Any news on this question?
Stefan Schaeckeler April 5, 2020, 9:40 p.m. UTC | #5
Hello Wolfram,

> > > This patch is based on Andy Lutomirski's iMC SMBus driver patch-set
> > > https://lkml.org/lkml/2016/4/28/926. It never made it into the kernel. I hope
> > > this rewrite will:
> > >
> > >
> > > Overview
> > >
> > > Modern Intel memory controllers host an SMBus controller and connection to
> > > DIMMs and their thermal sensors.

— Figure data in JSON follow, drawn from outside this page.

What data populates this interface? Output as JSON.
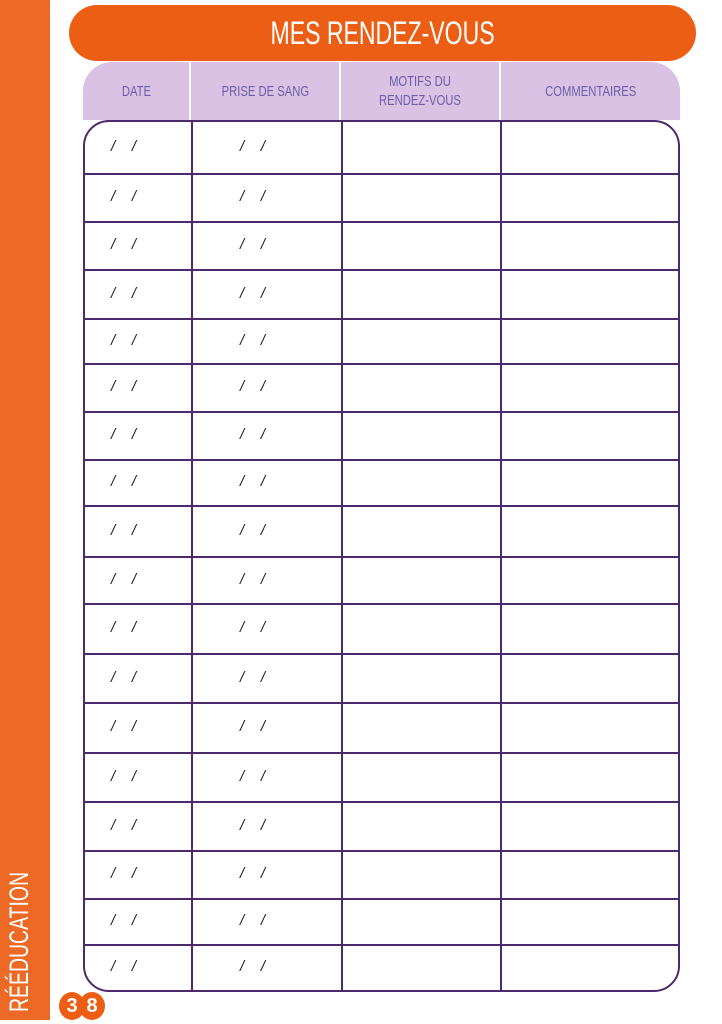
{
  "sidebar": {
    "label": "RÉÉDUCATION",
    "color": "#ec6a25"
  },
  "page_number": [
    "3",
    "8"
  ],
  "title": "MES RENDEZ-VOUS",
  "columns": [
    "DATE",
    "PRISE DE SANG",
    "MOTIFS DU RENDEZ-VOUS",
    "COMMENTAIRES"
  ],
  "colors": {
    "title": "#ec5e14",
    "header": "#d9c2e3",
    "header_text": "#6c5ea8",
    "border": "#4d2a6b"
  },
  "date_placeholder": "/    /",
  "row_count": 18
}
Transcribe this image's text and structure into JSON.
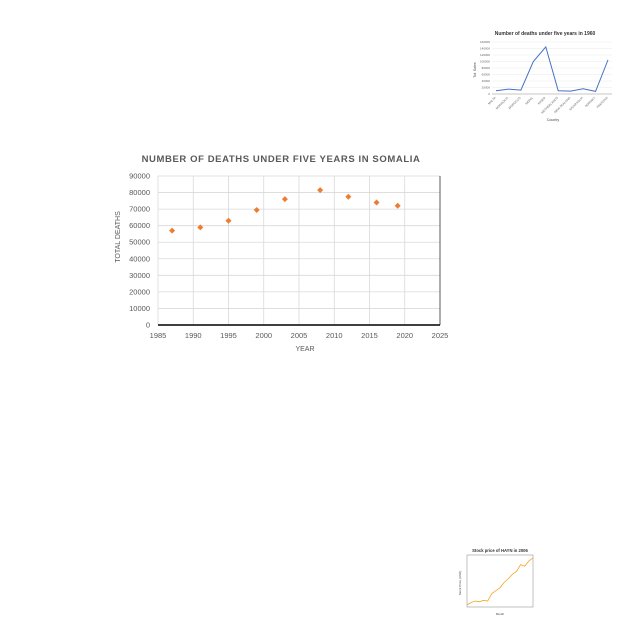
{
  "chart_data": [
    {
      "type": "scatter",
      "title": "NUMBER OF DEATHS UNDER FIVE YEARS IN SOMALIA",
      "xlabel": "YEAR",
      "ylabel": "TOTAL DEATHS",
      "xlim": [
        1985,
        2025
      ],
      "ylim": [
        0,
        90000
      ],
      "xticks": [
        1985,
        1990,
        1995,
        2000,
        2005,
        2010,
        2015,
        2020,
        2025
      ],
      "yticks": [
        0,
        10000,
        20000,
        30000,
        40000,
        50000,
        60000,
        70000,
        80000,
        90000
      ],
      "grid": true,
      "marker_color": "#ed7d31",
      "points": [
        {
          "x": 1987,
          "y": 57000
        },
        {
          "x": 1991,
          "y": 59000
        },
        {
          "x": 1995,
          "y": 63000
        },
        {
          "x": 1999,
          "y": 69500
        },
        {
          "x": 2003,
          "y": 76000
        },
        {
          "x": 2008,
          "y": 81500
        },
        {
          "x": 2012,
          "y": 77500
        },
        {
          "x": 2016,
          "y": 74000
        },
        {
          "x": 2019,
          "y": 72000
        }
      ]
    },
    {
      "type": "line",
      "title": "Number of deaths under five years in 1960",
      "xlabel": "Country",
      "ylabel": "Tot. Sales",
      "ylim": [
        0,
        160000
      ],
      "yticks": [
        0,
        20000,
        40000,
        60000,
        80000,
        100000,
        120000,
        140000,
        160000
      ],
      "line_color": "#4472c4",
      "categories": [
        "MALTA",
        "MONGOLIA",
        "MOROCCO",
        "NEPAL",
        "NIGER",
        "NETHERLANDS",
        "NEW ZEALAND",
        "NICARAGUA",
        "NORWAY",
        "PAKISTAN"
      ],
      "values": [
        10000,
        15000,
        12000,
        100000,
        145000,
        10000,
        9000,
        16000,
        8000,
        105000
      ]
    },
    {
      "type": "line",
      "title": "Stock price of HAYN in 2006",
      "xlabel": "Month",
      "ylabel": "Stock Price (USD)",
      "line_color": "#f5a623",
      "ylim": [
        0,
        7
      ],
      "values": [
        0.3,
        0.6,
        0.8,
        0.7,
        0.9,
        0.8,
        1.8,
        2.2,
        2.6,
        3.3,
        3.8,
        4.4,
        4.8,
        5.7,
        5.5,
        6.2,
        6.6
      ]
    }
  ]
}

The memory controller firmware has three modes
> > > of operation: Closed Loop Thermal Throttling (CLTT), Open Loop Thermal
> > > Throttling (OLTT) and none.
> > >
> > > - CLTT: The memory controller firmware is periodically accessing the DIMM
> > >   temperature sensor over the SMBus.
> > >
> >
> >
> > I think this is great!  One question, though: what happens if the
> > system is in CLTT mode but you disable CLTT and claim the bus for too
> > long?  For example, if there's an infinite loop or other lockup which
> > you have the tsod polling interval set to 0?  Does the system catch
> > fire or does the system do something intelligent like temporarily
> > switching to open loop?
>
> Any news on this question?

Thank you for your interest in this patch. You can read my reply here
https://lkml.org/lkml/2020/3/1/216

 Stefan
Andy Lutomirski April 5, 2020, 10:51 p.m. UTC | #6
On Sun, Apr 5, 2020 at 2:41 PM Stefan Schaeckeler <schaecsn@gmx.net> wrote:
>
> Hello Wolfram,
>
> > > > This patch is based on Andy Lutomirski's iMC SMBus driver patch-set
> > > > https://lkml.org/lkml/2016/4/28/926. It never made it into the kernel. I hope
> > > > this rewrite will:
> > > >
> > > >
> > > > Overview
> > > >
> > > > Modern Intel memory controllers host an SMBus controller and connection to
> > > > DIMMs and their thermal sensors. The memory controller firmware has three modes
> > > > of operation: Closed Loop Thermal Throttling (CLTT), Open Loop Thermal
> > > > Throttling (OLTT) and none.
> > > >
> > > > - CLTT: The memory controller firmware is periodically accessing the DIMM
> > > >   temperature sensor over the SMBus.
> > > >
> > >
> > >
> > > I think this is great!  One question, though: what happens if the
> > > system is in CLTT mode but you disable CLTT and claim the bus for too
> > > long?  For example, if there's an infinite loop or other lockup which
> > > you have the tsod polling interval set to 0?  Does the system catch
> > > fire or does the system do something intelligent like temporarily
> > > switching to open loop?
> >
> > Any news on this question?
>
> Thank you for your interest in this patch. You can read my reply here
> https://lkml.org/lkml/2020/3/1/216

I think it could make sense to upstream this driver but to require a
scary boot-time option to enable it.  Maybe i2c_imc.dangerous=1?

>
>  Stefan